OpenAI structure la sécurité comme un enjeu politique
Entre Noël et le Nouvel An, période où la sphère politique ralentit mais où la tech continue d’avancer, OpenAI a officialisé, les 27 et 28 décembre, l’ouverture d’un recrutement pour un responsable de la préparation aux risques. Le poste est positionné au cœur de l’équipe Safety Systems et sera directement chargé de concevoir la stratégie de préparation aux risques, de piloter les évaluations de capacités et de définir des mécanismes d’atténuation. L’entreprise explique que l’objectif est de suivre les progrès de ses modèles, désormais capables « de choses extraordinaires mais aussi porteurs de défis réels », selon Sam Altman, dans des déclarations rapportées récemment.
L’intelligence artificielle n’est plus seulement une technologie d’innovation ; elle devient un levier de puissance, de souveraineté, parfois même de soft power, mais également un facteur potentiel de déstabilisation si elle est mal encadrée. Le fait qu’une entreprise privée comme OpenAI institutionnalise une chaîne interne de gouvernance des risques dit quelque chose : l’encadrement de l’IA n’est plus uniquement une affaire de régulation publique, il devient aussi une fonction stratégique intégrée dans la structure même des entreprises.
Un rôle pensé comme une architecture de sécurité et de gouvernance
Le Head of Preparedness ne sera pas un simple directeur technique supplémentaire. OpenAI précise que cette personne sera le responsable directement chargé de construire et coordonner les évaluations de capacités, d’établir des modèles de menaces et de mettre en œuvre des mesures d’atténuation constituant une chaîne de sécurité « cohérente, rigoureuse et opérationnellement scalable ». Cette formulation, issue de la description officielle du poste, montre que l’IA est désormais envisagée comme une technologie capable de générer des risques systémiques, nécessitant des méthodes comparables à celles utilisées dans des secteurs critiques.
Dans les faits, ce rôle devra influencer les décisions de mise sur le marché, les arbitrages internes, les politiques produits et même les priorités de recherche. Cela signifie qu’OpenAI place la question des risques non pas en périphérie, mais au centre de sa chaîne décisionnelle. Cette mutation rejoint un débat politique fondamental : peut-on encore considérer que la régulation de l’IA relève uniquement de l’État si les entreprises structurent elles-mêmes des architectures de contrôle interne ? Ou, inversement, cela signifie-t-il que les géants technologiques assument un pouvoir de quasi-régulation ?

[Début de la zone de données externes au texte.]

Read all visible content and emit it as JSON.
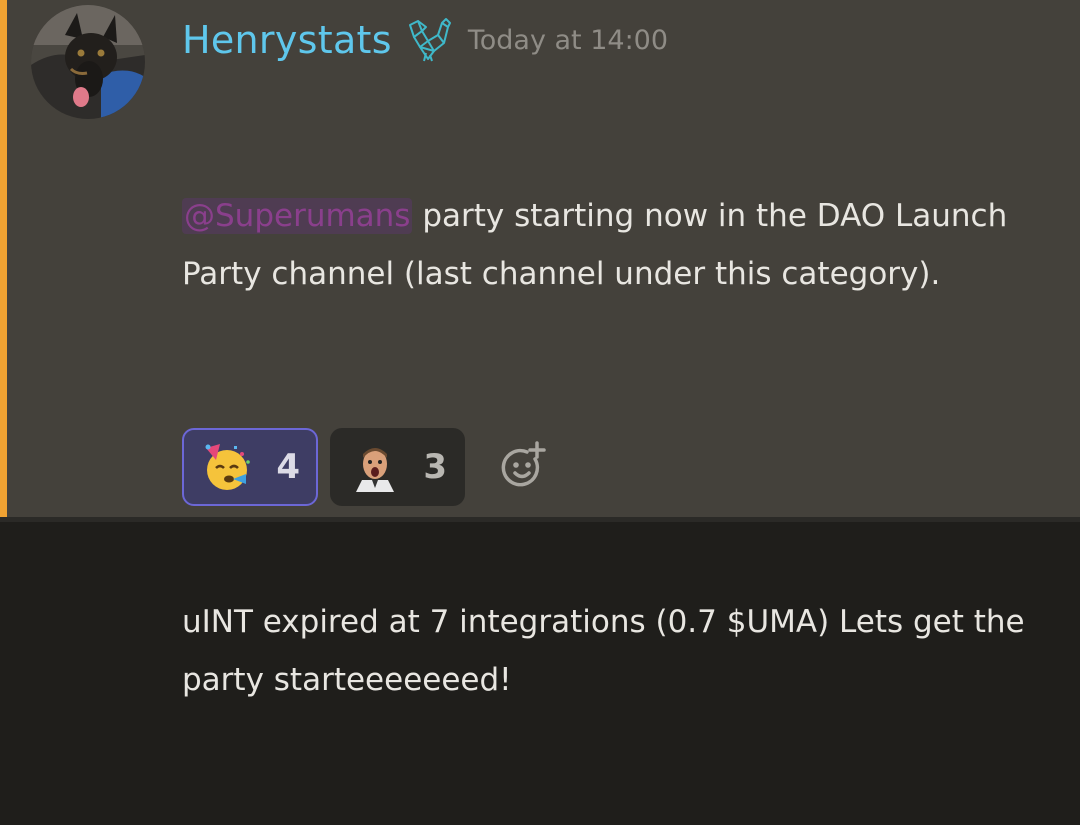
{
  "colors": {
    "accent_bar": "#f0a232",
    "username": "#5fc7ec",
    "mention": "#8a3f8c",
    "active_reaction_border": "#6c67d6"
  },
  "message": {
    "avatar_icon": "avatar-dog",
    "username": "Henrystats",
    "badge_icon": "rooster-icon",
    "timestamp": "Today at 14:00",
    "mention": "@Superumans",
    "line1_rest": " party starting now in the DAO Launch Party channel (last channel under this category).",
    "line2": "uINT expired at 7 integrations (0.7 $UMA) Lets get the party starteeeeeeed!"
  },
  "reactions": [
    {
      "emoji": "partying-face-emoji",
      "count": "4",
      "reacted": true
    },
    {
      "emoji": "shocked-man-emoji",
      "count": "3",
      "reacted": false
    }
  ],
  "add_reaction_icon": "add-reaction-icon"
}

Un recrutement qui envoie un signal aux gouvernements : l’IA n’est plus un secteur ordinaire
Ce poste apparaît aussi au moment où la pression réglementaire et politique autour de l’intelligence artificielle s’intensifie. En Europe, les discussions autour de cadres juridiques stricts se multiplient ; aux États-Unis, le débat s’organise autour de l’équilibre entre innovation et sécurité ; à l’international, la question de la souveraineté technologique devient centrale. Dans ce contexte, le fait qu’OpenAI crée un poste explicitement dédié à la préparation et à la gestion des risques équivaut à un message : l’entreprise reconnaît que ses modèles peuvent avoir un impact au-delà du marché, jusque dans la sphère publique, sociale et stratégique.
Le directeur général d’OpenAI, Sam Altman, ne le cache pas : ce rôle sera « très stressant » et la personne recrutée « plongera immédiatement dans le vif du sujet ». Cette déclaration, montre que la fonction n’est pas symbolique. Elle nécessitera d’arbitrer entre rapidité d’innovation, pression concurrentielle mondiale, impératifs économiques et responsabilité vis-à-vis du public. Dans un secteur où chaque avancée technique peut avoir des conséquences sociétales, démocratiques ou sécuritaires, cette fonction devient presque une interface entre le privé et le politique.
Entre innovation rapide et responsabilité politique : la fonction devient stratégique
Au-delà de l’ingénierie, le futur responsable de la préparation devra collaborer avec la recherche, les équipes produit, les responsables de gouvernance interne et des partenaires externes. Cela inclut la capacité à penser des scénarios complexes : cyber-exploitation des IA, détournement d’usage, risques psychologiques dans certaines interactions prolongées, effets de masse en cas de défaut de sécurité sur des millions d’utilisateurs. On retrouve ici des problématiques généralement traitées par les institutions publiques… sauf qu’elles sont désormais intégrées dans la structure d’une entreprise privée.
En inscrivant la sécurité de l’IA dans une logique de préparation structurée, OpenAI ne cherche pas seulement à rassurer : l’entreprise se positionne comme un acteur politique de la gouvernance technologique mondiale.